Hours after FIRE issued its press release yesterday announcing that the Student Bar Association (SBA) at Pace Law School denied recognition to the Christian Law Students’ Association (CLSA), Law School Dean Stephen Friedman announced that he disagreed with the SBA’s decision. In his memo, Friedman summarized the SBA’s position:
Based on my discussions with Dean [for Students Angela] D’Agostino and with representatives of the SBA, I understand that its decision rested on a conclusion that the listing of specific religious tenets in the proposed constitution of CLSA was inconsistent with the SBA’s belief that student organizations should be broad-based and inclusive – in this case, inclusive enough to make all Christian students comfortable with membership. The proposed constitution was amended to explicitly state “In the conduct of all aspects of its activities the Chapter shall not discriminate on the basis of age, disability, color, national origin, race, sex, religion or Christian denomination, sexual orientation, physical handicap or veteran status. CLSA welcomes all members of the Pace student body as well as professors and employees.” Nevertheless, the SBA believed that Christian students of other denominations would not be comfortable with the very specific list of religious tenets. Although other student organizations have a non-inclusive focus (the Pace Democrats, Pace Republicans, Pace Federalist Society, Pace Jewish Law Students Association, etc.), the SBA believed that the fact that none of those organizations list specific beliefs in their constitutions differentiated them from the proposed constitution of CLSA.

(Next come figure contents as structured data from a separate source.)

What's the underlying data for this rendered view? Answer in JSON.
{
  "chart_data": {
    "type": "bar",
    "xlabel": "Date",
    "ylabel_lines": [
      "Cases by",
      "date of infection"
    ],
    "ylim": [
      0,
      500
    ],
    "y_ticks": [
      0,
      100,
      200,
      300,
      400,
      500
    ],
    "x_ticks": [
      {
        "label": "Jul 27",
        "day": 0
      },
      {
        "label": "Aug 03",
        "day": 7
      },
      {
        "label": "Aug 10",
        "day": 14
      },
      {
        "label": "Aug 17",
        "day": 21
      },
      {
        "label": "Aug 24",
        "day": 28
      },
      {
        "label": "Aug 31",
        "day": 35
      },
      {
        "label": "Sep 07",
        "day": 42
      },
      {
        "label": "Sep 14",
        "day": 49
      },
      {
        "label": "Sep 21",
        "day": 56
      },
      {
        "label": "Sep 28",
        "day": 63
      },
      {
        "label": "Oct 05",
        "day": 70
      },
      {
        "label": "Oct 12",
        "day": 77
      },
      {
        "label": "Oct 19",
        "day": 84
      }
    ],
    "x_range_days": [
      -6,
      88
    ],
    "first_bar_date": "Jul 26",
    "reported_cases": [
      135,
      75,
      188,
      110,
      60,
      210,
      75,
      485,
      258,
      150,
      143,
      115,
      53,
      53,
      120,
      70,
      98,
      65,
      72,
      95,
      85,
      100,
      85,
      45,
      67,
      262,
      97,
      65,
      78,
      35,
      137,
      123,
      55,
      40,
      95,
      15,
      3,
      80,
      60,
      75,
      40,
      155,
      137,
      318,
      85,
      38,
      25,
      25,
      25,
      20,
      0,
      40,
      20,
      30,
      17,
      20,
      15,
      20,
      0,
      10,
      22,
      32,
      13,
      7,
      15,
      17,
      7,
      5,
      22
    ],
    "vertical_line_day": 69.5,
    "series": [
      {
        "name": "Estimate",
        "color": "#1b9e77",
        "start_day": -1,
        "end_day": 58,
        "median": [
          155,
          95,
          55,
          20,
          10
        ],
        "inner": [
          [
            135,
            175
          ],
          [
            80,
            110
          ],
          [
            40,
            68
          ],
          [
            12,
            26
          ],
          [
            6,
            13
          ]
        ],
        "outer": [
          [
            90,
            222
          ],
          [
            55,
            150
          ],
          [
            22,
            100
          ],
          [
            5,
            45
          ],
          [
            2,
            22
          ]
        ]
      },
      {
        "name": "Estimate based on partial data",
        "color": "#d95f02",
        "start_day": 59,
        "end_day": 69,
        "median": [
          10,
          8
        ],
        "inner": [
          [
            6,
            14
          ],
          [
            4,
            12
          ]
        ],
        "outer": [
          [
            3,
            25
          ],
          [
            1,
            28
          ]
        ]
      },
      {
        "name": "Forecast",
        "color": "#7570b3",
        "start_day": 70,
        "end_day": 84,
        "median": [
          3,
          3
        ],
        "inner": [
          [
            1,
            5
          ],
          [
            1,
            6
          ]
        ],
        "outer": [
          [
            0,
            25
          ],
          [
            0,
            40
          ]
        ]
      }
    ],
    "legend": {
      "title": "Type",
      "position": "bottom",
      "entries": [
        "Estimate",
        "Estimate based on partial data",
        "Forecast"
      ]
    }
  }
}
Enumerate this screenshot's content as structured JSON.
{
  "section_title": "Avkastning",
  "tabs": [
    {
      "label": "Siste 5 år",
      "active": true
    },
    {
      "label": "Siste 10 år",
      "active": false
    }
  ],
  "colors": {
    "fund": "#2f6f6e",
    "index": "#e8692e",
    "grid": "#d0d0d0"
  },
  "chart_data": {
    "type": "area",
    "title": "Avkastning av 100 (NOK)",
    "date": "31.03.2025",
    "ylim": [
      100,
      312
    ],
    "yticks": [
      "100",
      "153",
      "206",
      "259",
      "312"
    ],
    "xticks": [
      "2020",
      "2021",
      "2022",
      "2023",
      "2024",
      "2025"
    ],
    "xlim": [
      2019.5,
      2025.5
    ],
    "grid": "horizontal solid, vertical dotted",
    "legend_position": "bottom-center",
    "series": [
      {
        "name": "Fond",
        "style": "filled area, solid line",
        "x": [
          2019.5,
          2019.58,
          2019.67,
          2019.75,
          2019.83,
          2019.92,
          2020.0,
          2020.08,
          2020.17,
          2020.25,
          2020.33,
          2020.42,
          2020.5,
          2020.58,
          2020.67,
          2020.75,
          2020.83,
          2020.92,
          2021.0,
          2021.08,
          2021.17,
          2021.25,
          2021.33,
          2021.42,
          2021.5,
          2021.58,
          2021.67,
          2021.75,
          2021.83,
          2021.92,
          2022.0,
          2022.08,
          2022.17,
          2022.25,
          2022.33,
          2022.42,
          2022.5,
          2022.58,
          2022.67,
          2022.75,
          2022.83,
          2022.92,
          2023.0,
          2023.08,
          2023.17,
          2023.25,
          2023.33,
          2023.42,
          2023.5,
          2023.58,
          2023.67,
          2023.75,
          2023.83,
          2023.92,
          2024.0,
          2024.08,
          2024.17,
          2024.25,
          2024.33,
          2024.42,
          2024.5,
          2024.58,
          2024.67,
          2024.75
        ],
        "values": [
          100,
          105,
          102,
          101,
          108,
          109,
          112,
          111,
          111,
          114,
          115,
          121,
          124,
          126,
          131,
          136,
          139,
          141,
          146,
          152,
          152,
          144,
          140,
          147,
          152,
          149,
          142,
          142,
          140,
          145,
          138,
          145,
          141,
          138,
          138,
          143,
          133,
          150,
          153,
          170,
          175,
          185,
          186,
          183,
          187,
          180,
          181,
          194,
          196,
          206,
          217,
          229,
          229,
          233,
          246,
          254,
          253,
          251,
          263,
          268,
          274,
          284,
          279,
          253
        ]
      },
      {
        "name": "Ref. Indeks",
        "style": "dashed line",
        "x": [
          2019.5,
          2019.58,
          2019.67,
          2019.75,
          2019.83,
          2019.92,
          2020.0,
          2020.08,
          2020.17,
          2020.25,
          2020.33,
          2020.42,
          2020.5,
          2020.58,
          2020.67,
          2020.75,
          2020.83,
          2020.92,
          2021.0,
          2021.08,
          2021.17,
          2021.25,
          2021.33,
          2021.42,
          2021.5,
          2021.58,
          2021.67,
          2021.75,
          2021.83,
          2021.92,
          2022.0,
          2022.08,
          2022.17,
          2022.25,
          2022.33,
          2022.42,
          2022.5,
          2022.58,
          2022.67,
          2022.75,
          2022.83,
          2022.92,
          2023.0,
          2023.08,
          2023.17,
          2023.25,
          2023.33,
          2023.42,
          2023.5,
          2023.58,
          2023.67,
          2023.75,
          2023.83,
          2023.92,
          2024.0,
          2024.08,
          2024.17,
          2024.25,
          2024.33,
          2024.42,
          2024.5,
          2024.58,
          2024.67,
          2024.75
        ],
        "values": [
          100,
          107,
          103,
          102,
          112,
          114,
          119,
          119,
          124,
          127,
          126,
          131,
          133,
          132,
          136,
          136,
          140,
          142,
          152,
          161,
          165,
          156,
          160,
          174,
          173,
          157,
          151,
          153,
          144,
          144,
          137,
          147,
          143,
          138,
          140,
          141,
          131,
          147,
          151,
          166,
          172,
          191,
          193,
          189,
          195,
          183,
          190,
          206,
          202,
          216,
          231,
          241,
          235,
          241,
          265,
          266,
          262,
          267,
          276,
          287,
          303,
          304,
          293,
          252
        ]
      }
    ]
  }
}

Friedman then acknowledged that although CLSA included specific tenets in its constitution, such as the statement that “there is One God, eternally existent in three persons: Father, Son and Holy Spirit,” the constitution also states that “[t]hose that disagree with any or all of the aforementioned beliefs are still welcome to be members of PCLS.” Determining that the CLSA will not limit membership on the basis of personal belief, Friedman wrote, “I have a great deal of respect for the care, thoughtfulness and transparency with which the SBA has proceeded in this matter, and it is with real reluctance that I have come to a different conclusion.” Friedman said that if the group is “open to all students in a nondiscriminatory manner,” which CLSA is, then “the listing of a specific set of beliefs (to which members are expressly not required to adhere) should not preclude official recognition.”
But Friedman stopped just short of recognizing the CLSA outright. He has passed the matter on to University Counsel Stephen Brodsky, who has “some further questions about some of the language of CLSA’s proposed constitution in light of University policies.” What those questions are, we do not know.
FIRE will follow the situation closely until CLSA achieves full recognition, on equal footing with Pace Law School’s many other ideological student groups.